Bundan ayrı 3402 sayılı Kadastro Kanununun 14.maddesi uyarınca köy tüzel kişiliğinin zilyetliğe dayalı olarak kazanabileceği miktar sulu toprakta 40, kuru toprakta ise 100 dönümü aşamaz. TMK.nun 713/1. maddesi gereğince açılan davalar, kamu düzeni ağırlıklı davalar olduğundan mahkemece, bu husus kendiliğinden göz önünde tutulur. Şu halde köy tüzel kişiliğinin alacağı en fazla miktar kanun gereğince 100 dönümü aşamayacağı açık olduğu halde krokide A harfiyle işaretlenen 185.828,659 m2 bakımından iptal ve tescile karar verilmesi açıklanan 14.madde hükmüne aykırıdır.

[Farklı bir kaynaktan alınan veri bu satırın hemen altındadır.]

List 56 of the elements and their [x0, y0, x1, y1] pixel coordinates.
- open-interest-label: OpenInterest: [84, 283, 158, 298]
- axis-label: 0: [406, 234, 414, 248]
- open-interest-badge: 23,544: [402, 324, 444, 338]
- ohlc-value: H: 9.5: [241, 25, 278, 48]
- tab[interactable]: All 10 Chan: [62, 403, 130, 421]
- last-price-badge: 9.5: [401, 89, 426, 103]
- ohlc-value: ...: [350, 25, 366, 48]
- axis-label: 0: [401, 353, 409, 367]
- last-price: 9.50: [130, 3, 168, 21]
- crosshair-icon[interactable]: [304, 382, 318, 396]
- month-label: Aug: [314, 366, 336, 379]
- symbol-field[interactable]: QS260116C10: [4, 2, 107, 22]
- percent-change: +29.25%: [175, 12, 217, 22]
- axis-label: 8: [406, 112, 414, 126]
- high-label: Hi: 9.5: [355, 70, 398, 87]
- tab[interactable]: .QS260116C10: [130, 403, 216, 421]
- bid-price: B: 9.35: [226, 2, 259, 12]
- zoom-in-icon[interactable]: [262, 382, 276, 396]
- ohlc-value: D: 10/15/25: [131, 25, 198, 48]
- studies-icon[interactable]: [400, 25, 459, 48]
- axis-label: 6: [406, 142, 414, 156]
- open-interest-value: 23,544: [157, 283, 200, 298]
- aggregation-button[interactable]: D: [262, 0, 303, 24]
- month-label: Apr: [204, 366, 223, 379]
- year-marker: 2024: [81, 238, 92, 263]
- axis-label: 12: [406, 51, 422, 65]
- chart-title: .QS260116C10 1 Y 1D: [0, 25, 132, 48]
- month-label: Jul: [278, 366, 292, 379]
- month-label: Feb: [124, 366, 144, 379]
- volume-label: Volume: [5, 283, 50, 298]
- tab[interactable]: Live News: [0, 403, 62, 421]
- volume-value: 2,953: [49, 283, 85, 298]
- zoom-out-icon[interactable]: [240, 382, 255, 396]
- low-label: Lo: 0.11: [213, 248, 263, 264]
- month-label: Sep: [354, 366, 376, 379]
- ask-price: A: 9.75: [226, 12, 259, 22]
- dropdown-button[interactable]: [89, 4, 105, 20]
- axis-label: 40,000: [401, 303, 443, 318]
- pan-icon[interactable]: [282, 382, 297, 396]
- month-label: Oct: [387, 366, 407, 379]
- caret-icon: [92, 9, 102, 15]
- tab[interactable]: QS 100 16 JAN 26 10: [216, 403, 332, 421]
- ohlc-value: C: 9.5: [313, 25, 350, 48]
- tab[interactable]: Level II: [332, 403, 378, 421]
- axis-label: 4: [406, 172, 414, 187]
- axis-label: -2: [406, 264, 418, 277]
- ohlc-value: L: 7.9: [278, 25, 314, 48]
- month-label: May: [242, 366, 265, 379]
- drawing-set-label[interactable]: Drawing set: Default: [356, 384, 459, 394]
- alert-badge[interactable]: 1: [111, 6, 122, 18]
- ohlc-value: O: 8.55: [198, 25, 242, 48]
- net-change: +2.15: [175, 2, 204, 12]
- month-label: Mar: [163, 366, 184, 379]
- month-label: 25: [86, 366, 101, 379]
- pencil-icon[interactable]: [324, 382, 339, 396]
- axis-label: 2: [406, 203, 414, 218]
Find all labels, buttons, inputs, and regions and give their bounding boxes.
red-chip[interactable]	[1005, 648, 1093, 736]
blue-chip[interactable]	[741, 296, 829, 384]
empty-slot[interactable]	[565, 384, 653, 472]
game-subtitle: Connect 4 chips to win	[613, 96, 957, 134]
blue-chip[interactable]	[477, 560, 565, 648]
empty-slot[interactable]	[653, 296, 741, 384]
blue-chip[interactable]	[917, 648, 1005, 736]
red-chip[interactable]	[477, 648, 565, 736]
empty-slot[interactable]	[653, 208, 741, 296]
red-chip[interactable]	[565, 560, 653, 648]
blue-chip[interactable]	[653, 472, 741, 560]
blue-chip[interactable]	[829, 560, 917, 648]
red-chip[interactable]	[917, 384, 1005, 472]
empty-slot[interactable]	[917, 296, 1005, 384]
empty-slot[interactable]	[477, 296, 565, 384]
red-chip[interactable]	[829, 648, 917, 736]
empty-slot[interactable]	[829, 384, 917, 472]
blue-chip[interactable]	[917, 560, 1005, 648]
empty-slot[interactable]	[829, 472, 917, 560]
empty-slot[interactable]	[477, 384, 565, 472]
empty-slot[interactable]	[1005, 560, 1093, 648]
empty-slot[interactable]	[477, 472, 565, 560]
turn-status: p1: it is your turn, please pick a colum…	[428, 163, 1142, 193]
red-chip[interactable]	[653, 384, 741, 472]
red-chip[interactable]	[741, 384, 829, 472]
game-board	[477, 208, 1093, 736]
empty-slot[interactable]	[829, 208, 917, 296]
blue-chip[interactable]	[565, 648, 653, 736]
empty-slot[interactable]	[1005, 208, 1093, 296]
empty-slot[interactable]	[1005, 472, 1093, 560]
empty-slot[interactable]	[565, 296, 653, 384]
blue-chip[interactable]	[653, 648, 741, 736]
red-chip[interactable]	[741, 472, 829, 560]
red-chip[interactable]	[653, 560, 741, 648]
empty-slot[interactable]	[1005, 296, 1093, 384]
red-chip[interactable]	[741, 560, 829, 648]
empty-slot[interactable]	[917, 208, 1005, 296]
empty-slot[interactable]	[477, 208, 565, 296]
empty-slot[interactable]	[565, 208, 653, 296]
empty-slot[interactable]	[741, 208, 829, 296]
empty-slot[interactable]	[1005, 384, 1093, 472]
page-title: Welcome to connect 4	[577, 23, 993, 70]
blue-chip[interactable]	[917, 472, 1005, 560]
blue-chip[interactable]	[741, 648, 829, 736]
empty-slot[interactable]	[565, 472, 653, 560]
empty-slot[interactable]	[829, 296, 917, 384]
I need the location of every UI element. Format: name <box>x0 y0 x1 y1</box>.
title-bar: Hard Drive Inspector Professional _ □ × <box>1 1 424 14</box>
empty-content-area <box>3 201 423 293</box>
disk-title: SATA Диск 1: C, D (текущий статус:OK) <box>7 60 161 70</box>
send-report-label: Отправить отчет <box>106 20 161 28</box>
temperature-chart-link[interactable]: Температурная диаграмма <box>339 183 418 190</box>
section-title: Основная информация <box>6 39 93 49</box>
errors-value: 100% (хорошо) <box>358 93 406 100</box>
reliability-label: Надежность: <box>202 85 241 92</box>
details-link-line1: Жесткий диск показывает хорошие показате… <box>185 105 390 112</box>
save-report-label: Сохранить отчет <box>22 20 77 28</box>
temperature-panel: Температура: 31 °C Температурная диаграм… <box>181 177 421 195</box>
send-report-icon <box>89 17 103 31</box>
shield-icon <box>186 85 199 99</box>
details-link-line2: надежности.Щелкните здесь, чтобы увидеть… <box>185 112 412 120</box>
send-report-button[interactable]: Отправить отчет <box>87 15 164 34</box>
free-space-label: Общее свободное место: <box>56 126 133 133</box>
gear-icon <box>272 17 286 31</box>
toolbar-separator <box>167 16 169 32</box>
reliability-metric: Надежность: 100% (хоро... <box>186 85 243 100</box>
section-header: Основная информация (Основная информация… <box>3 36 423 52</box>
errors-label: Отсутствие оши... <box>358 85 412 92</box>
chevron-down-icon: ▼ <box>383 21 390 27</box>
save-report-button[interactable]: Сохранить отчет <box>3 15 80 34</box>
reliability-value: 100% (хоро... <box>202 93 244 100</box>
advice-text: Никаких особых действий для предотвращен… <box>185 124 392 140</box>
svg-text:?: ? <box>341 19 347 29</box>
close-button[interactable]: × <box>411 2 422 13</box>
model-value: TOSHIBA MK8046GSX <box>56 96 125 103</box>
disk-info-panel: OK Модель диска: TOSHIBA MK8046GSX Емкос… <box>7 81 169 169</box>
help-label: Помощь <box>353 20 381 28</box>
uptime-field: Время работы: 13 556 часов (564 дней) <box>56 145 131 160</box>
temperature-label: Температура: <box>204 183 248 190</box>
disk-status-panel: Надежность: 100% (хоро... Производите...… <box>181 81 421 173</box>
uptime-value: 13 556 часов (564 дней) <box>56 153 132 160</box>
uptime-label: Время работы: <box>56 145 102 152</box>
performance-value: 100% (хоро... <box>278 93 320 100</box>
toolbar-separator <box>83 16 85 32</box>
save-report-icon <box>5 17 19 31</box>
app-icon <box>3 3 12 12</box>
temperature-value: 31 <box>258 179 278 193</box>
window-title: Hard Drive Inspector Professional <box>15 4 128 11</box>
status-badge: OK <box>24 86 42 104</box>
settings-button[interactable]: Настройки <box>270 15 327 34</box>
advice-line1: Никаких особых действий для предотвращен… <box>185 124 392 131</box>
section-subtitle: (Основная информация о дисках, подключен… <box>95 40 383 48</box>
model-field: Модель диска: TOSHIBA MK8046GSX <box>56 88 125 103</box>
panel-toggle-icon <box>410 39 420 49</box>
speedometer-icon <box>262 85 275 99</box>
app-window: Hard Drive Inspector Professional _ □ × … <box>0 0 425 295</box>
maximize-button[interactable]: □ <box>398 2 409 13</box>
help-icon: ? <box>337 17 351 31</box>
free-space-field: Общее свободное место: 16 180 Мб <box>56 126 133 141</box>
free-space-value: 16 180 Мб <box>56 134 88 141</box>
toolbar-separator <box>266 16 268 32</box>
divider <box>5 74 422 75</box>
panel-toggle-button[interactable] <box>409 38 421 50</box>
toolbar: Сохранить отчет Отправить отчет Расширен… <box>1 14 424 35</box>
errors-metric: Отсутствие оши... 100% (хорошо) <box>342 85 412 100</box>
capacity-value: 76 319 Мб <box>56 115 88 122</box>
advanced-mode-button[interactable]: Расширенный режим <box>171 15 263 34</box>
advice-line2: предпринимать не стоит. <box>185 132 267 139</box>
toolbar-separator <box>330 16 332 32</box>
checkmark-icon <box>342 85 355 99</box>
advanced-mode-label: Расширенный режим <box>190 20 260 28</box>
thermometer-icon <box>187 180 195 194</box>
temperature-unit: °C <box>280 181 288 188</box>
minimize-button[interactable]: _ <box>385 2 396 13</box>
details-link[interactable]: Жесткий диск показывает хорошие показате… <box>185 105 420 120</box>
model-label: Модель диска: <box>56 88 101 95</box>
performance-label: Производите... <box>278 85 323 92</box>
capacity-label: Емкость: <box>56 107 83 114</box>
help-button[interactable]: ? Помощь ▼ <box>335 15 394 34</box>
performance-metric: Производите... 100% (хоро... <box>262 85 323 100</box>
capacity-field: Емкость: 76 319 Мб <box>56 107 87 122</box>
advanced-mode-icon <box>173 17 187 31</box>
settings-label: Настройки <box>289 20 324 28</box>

Öte yandan keşifte belirlenen değer üzerinden eksik peşin harç tamamlanmadığı halde bu değer esas alınarak davacı yararına fazla vekalet ücreti taktir edilmesi usul ve kanun ile Yargıtay uygulamasına aykırıdır. Keşfen belirlenen değer üzerinden eksik peşin harç tamamlanmadığına göre davacı yararına ancak, dava dilekçesinde belirtilen değer üzerinden vekalet ücretine hükmedilmesi gerekmektedir.
Davalı ... temsilcisinin temyiz itirazları bu nedenlerle yerinde olduğundan kabulüyle hükmün 6100 sayılı HMK. nun Geçici 3. maddesinin yollamasıyla 1086 sayılı HUMK. nun 428. maddesi uyarınca BOZULMASINA, 03.04.2012 tarihinde oybirliğiyle karar verildi.